The value added measurement also allows for large numbers of data collection points. Each student-teacher relationship is measured. The more data points you get, the more reliable a measure of the teacher's quality you get.

This measurement is not new. In fact, as Brett Pawlowski noted to me, the Education Consumers Foundation has used these kinds of measurements in a pilot project on school quality in Tennessee. See his posts here, here, and here.

However, suffice to say at this stage, the value-added data would have to be collected on a student-by-student, teacher-by-teacher basis so that each teacher-student relationship can be measured. That is already the case in Tennessee although student and teacher level data is kept private, school by school aggregate data is available.

Future Postings
Of course, there are aspects on teaching data collection that I have not addressed and I expect a certain amount of criticism along those lines. In future posts, I intend to talk about class size, the issue of resources in the schools (that is the per pupil spending), the issue of subjective evaluation-type subjects, accounting for student turnover, ESL and special ed status, socio-economic status, and a whole range of information. There are other teacher-centered measurements that need to be addressed, such as certifications, licensure, education, years of experience, years in subject, years in school, years in grade, etc.

I suspect that once such data were actually collected on a wide scale, properly evaluated and analyzed, we might find that the old knowledge of what makes a good teacher may be completely debunked.

4 comments:

Anonymous said...

This is not a bad idea. I think it would take some refinement before you could actually use it to measure teachers. The problem with measuring teachers is that there are so many influences in student's lives other than the teacher and the school. What happens if Mom and Dad get divorced? Or for the kids I teach, what happens when Dad gets out of jail and comes home to wreck havoc? Great idea, though. It got me thinking.

Unknown said...

As I had stated, the value added measurement is the starting point. Other aspects will have to factored in, including things like resources for each child, SES, race and the number of days in school.

However, intangibles like divorce and other events in a student's life cannot be accounted for. But in every data set there are outliers, that is why the model is designed to look at a large number of student-teacher relationships. If a teacher has 24 students who made progress and one who did not, and the pattern of progress continues over the course of years, then one or two cases will be looked at as outlier cases.
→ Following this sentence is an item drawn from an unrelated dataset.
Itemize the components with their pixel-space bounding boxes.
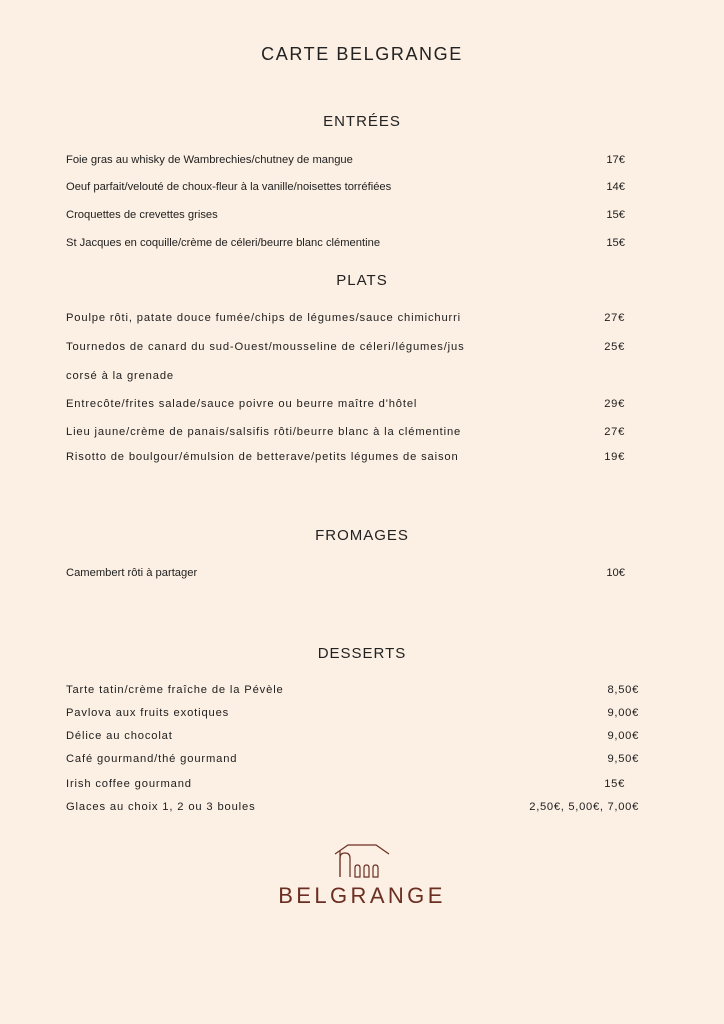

I am not a statistician by training and I know that the model will need refinement as I move forward. But there are some factors that are beyond the control of teachers and administrators and cannot be accounted for by any statistical model. But the goal of this project is to strip out these extraneous items and search for quality in teachers that can be studied and replicated.

Anonymous said...

Excellent series - I'd like to revisit it in a few weeks when I can spend more time thinking about it, but I wanted you to know that it's appreciated.

Unknown said...

Interesting. My questions and comments were way too long for a comment, so see here.